17. The method of claim 1, wherein the control is the expression of the at least five genes from CD34+ cells isolated from a second subject with chronic myelogenous leukemia (CML), wherein the second subject does not respond to the BCR-ABL inhibitor.

18. The method of claim 17, wherein altered expression in the at least five genes relative to the control indicates that the subject will respond to the BCR-ABL inhibitor.

19. The method of claim 17, wherein altered expression of the at least five genes relative to the control indicates that the first subject has a good prognosis.

20. The method of claim 1, wherein assaying expression of the at least five genes comprises detecting mRNA.

21. The method of claim 20, wherein detecting mRNA comprises using a reverse-transcription-polymerase chain reaction (RT-PCR).

22. The method of claim 21, wherein the RT-PCR comprises quantitative RT-PCR.

23. The method of claim 1, wherein assaying expression of the at least five genes comprises using a microarray.

24. The method of claim 1, wherein assaying the expression of the at least five genes comprises detecting protein.

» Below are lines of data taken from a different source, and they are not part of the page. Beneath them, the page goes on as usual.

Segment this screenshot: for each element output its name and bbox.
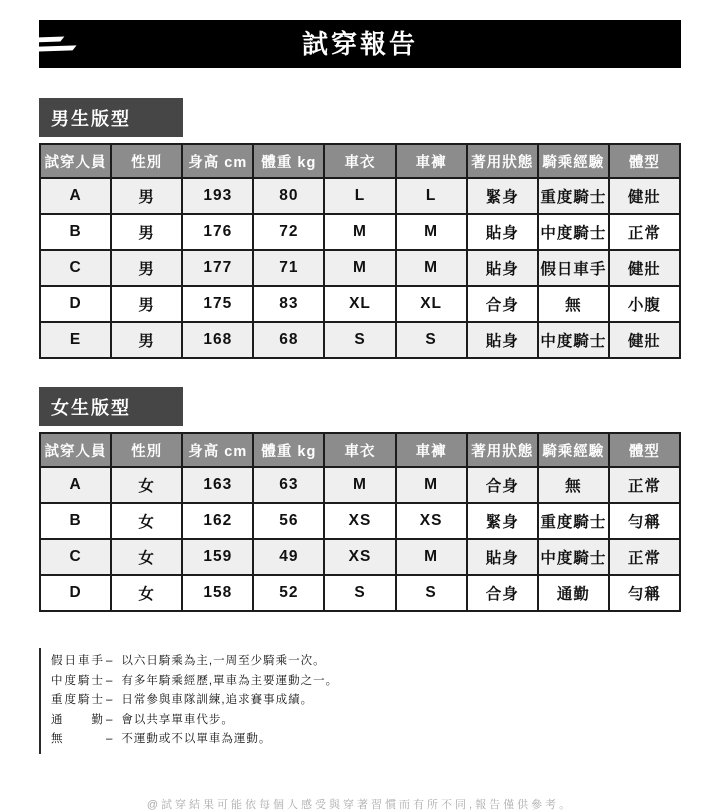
cell-gender: 女 bbox=[111, 503, 182, 539]
cell-weight: 72 bbox=[253, 214, 324, 250]
cell-bib-size: XL bbox=[396, 286, 467, 322]
legend-description: 會以共享單車代步。 bbox=[121, 713, 234, 726]
col-header-body-type: 體型 bbox=[609, 433, 680, 467]
cell-height: 168 bbox=[182, 322, 253, 358]
legend-item bbox=[51, 652, 681, 672]
col-header-experience: 騎乘經驗 bbox=[538, 144, 609, 178]
cell-experience: 無 bbox=[538, 286, 609, 322]
legend-term: 無 bbox=[51, 733, 63, 745]
table-row bbox=[40, 214, 680, 250]
cell-experience: 重度騎士 bbox=[538, 178, 609, 214]
cell-fit-state: 緊身 bbox=[467, 503, 538, 539]
cell-height: 177 bbox=[182, 250, 253, 286]
col-header-fit-state: 著用狀態 bbox=[467, 433, 538, 467]
cell-weight: 52 bbox=[253, 575, 324, 611]
cell-jersey-size: XS bbox=[324, 503, 395, 539]
cell-gender: 女 bbox=[111, 539, 182, 575]
cell-height: 163 bbox=[182, 467, 253, 503]
cell-jersey-size: S bbox=[324, 575, 395, 611]
men-section-label: 男生版型 bbox=[39, 98, 183, 137]
men-section bbox=[39, 98, 681, 359]
cell-jersey-size: XL bbox=[324, 286, 395, 322]
cell-body-type: 健壯 bbox=[609, 178, 680, 214]
women-section bbox=[39, 387, 681, 612]
cell-body-type: 健壯 bbox=[609, 322, 680, 358]
cell-weight: 63 bbox=[253, 467, 324, 503]
cell-bib-size: M bbox=[396, 250, 467, 286]
cell-fit-state: 緊身 bbox=[467, 178, 538, 214]
men-fitting-table bbox=[39, 143, 681, 359]
cell-experience: 中度騎士 bbox=[538, 539, 609, 575]
cell-tester: D bbox=[40, 286, 111, 322]
legend-term: 重度騎士 bbox=[51, 694, 103, 706]
rider-type-legend bbox=[39, 648, 681, 754]
legend-description: 不運動或不以單車為運動。 bbox=[121, 733, 272, 745]
legend-term: 中度騎士 bbox=[51, 674, 103, 687]
cell-body-type: 正常 bbox=[609, 539, 680, 575]
col-header-gender: 性別 bbox=[111, 433, 182, 467]
cell-weight: 80 bbox=[253, 178, 324, 214]
cell-experience: 重度騎士 bbox=[538, 503, 609, 539]
cell-gender: 男 bbox=[111, 178, 182, 214]
cell-weight: 83 bbox=[253, 286, 324, 322]
cell-height: 175 bbox=[182, 286, 253, 322]
cell-weight: 71 bbox=[253, 250, 324, 286]
cell-bib-size: L bbox=[396, 178, 467, 214]
cell-tester: B bbox=[40, 503, 111, 539]
cell-tester: E bbox=[40, 322, 111, 358]
men-table-body bbox=[40, 178, 680, 358]
legend-dash: – bbox=[106, 694, 113, 706]
col-header-weight: 體重 kg bbox=[253, 144, 324, 178]
brand-logo bbox=[39, 20, 129, 68]
header-row bbox=[40, 433, 680, 467]
cell-weight: 49 bbox=[253, 539, 324, 575]
legend-description: 以六日騎乘為主,一周至少騎乘一次。 bbox=[121, 655, 326, 667]
cell-gender: 男 bbox=[111, 250, 182, 286]
cell-fit-state: 合身 bbox=[467, 467, 538, 503]
cell-fit-state: 貼身 bbox=[467, 322, 538, 358]
cell-bib-size: S bbox=[396, 322, 467, 358]
table-row bbox=[40, 250, 680, 286]
cell-fit-state: 合身 bbox=[467, 286, 538, 322]
cell-bib-size: XS bbox=[396, 503, 467, 539]
cell-height: 176 bbox=[182, 214, 253, 250]
col-header-tester: 試穿人員 bbox=[40, 433, 111, 467]
col-header-height: 身高 cm bbox=[182, 144, 253, 178]
title-bar bbox=[39, 20, 681, 68]
col-header-body-type: 體型 bbox=[609, 144, 680, 178]
table-row bbox=[40, 178, 680, 214]
cell-bib-size: M bbox=[396, 467, 467, 503]
header-row bbox=[40, 144, 680, 178]
women-table-header bbox=[40, 433, 680, 467]
legend-description: 有多年騎乘經歷,單車為主要運動之一。 bbox=[121, 674, 339, 687]
col-header-jersey: 車衣 bbox=[324, 433, 395, 467]
legend-dash: – bbox=[106, 655, 113, 667]
cell-tester: D bbox=[40, 575, 111, 611]
cell-body-type: 小腹 bbox=[609, 286, 680, 322]
col-header-bib: 車褲 bbox=[396, 433, 467, 467]
col-header-gender: 性別 bbox=[111, 144, 182, 178]
col-header-fit-state: 著用狀態 bbox=[467, 144, 538, 178]
table-row bbox=[40, 575, 680, 611]
cell-bib-size: M bbox=[396, 539, 467, 575]
table-row bbox=[40, 286, 680, 322]
cell-gender: 男 bbox=[111, 286, 182, 322]
table-row bbox=[40, 503, 680, 539]
cell-tester: C bbox=[40, 539, 111, 575]
legend-term: 假日車手 bbox=[51, 655, 103, 667]
col-header-jersey: 車衣 bbox=[324, 144, 395, 178]
legend-item bbox=[51, 672, 681, 692]
cell-jersey-size: XS bbox=[324, 539, 395, 575]
cell-fit-state: 合身 bbox=[467, 575, 538, 611]
cell-height: 159 bbox=[182, 539, 253, 575]
page-title: 試穿報告 bbox=[301, 29, 418, 59]
cell-tester: C bbox=[40, 250, 111, 286]
men-table-header bbox=[40, 144, 680, 178]
table-row bbox=[40, 467, 680, 503]
cell-body-type: 勻稱 bbox=[609, 503, 680, 539]
legend-dash: – bbox=[106, 733, 113, 745]
col-header-height: 身高 cm bbox=[182, 433, 253, 467]
cell-jersey-size: L bbox=[324, 178, 395, 214]
cell-experience: 中度騎士 bbox=[538, 214, 609, 250]
logo-stripe-bottom bbox=[39, 45, 77, 51]
col-header-experience: 騎乘經驗 bbox=[538, 433, 609, 467]
cell-body-type: 正常 bbox=[609, 467, 680, 503]
logo-stripe-top bbox=[39, 37, 64, 43]
cell-height: 158 bbox=[182, 575, 253, 611]
cell-body-type: 勻稱 bbox=[609, 575, 680, 611]
cell-height: 193 bbox=[182, 178, 253, 214]
cell-gender: 男 bbox=[111, 322, 182, 358]
col-header-weight: 體重 kg bbox=[253, 433, 324, 467]
women-fitting-table bbox=[39, 432, 681, 612]
legend-item bbox=[51, 730, 681, 750]
cell-tester: A bbox=[40, 467, 111, 503]
cell-jersey-size: M bbox=[324, 467, 395, 503]
cell-experience: 中度騎士 bbox=[538, 322, 609, 358]
table-row bbox=[40, 322, 680, 358]
cell-jersey-size: S bbox=[324, 322, 395, 358]
col-header-bib: 車褲 bbox=[396, 144, 467, 178]
legend-term: 通 勤 bbox=[51, 713, 103, 726]
cell-fit-state: 貼身 bbox=[467, 250, 538, 286]
cell-height: 162 bbox=[182, 503, 253, 539]
legend-dash: – bbox=[106, 674, 113, 687]
table-row bbox=[40, 539, 680, 575]
cell-fit-state: 貼身 bbox=[467, 214, 538, 250]
cell-gender: 女 bbox=[111, 467, 182, 503]
cell-bib-size: M bbox=[396, 214, 467, 250]
women-table-body bbox=[40, 467, 680, 611]
cell-weight: 68 bbox=[253, 322, 324, 358]
col-header-tester: 試穿人員 bbox=[40, 144, 111, 178]
legend-item bbox=[51, 691, 681, 711]
women-section-label: 女生版型 bbox=[39, 387, 183, 426]
cell-weight: 56 bbox=[253, 503, 324, 539]
cell-experience: 通勤 bbox=[538, 575, 609, 611]
legend-dash: – bbox=[106, 713, 113, 726]
cell-tester: A bbox=[40, 178, 111, 214]
cell-gender: 男 bbox=[111, 214, 182, 250]
cell-bib-size: S bbox=[396, 575, 467, 611]
cell-fit-state: 貼身 bbox=[467, 539, 538, 575]
cell-experience: 假日車手 bbox=[538, 250, 609, 286]
cell-tester: B bbox=[40, 214, 111, 250]
cell-body-type: 健壯 bbox=[609, 250, 680, 286]
cell-jersey-size: M bbox=[324, 250, 395, 286]
cell-body-type: 正常 bbox=[609, 214, 680, 250]
cell-experience: 無 bbox=[538, 467, 609, 503]
footer-disclaimer: @試穿結果可能依每個人感受與穿著習慣而有所不同,報告僅供參考。 bbox=[146, 798, 574, 811]
legend-item bbox=[51, 711, 681, 731]
legend-description: 日常參與車隊訓練,追求賽事成績。 bbox=[121, 694, 314, 706]
cell-jersey-size: M bbox=[324, 214, 395, 250]
cell-gender: 女 bbox=[111, 575, 182, 611]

25. The method of claim 1, wherein the subject is a human.

26. The method of claim 1, wherein detecting whether there is altered expression of the at least five genes comprises evaluating a gene expression profile from the subject.

27. An array consisting of probes that specifically hybridize to PHLDB2, GAS2, EGFL6, RXFP1, MMRN1, NGFRAP1L1, SPOCK3, KIF21A, FLJ12033, ANGPT1, TMEM163, EMCN, ITGA2, CLIP4, SH3GL3, SLC8A3, PRKG1, GPRASP2, VWF, BC041986, HEMGN, ZNF44, MEIS1, CMAH, KIAA1598, RP11-145H9.1, RBPMS, MGC1305, NFIB, ARMCX2, ITGB8, CALN1, MPDZ, EVA1, LOH11CR2A, MOSC2, ZNF140, ABAT, C5orf25, KLHL13, MUC4, TPD52L1, TIMP3, BC043173, ZNF253, CEBPB, CECR1, ARL4C, FLJ20273, ADM, AI694722, SLC22A4, AF318321, UPP1, S100A10, P2RY5, IFI30, PTPRE, CLEC7A, SERPINA1, CTSG, SLC16A6, MAFB, MPO, FLJ22662, CSTA, MS4A3, and FCN1 nucleic acids.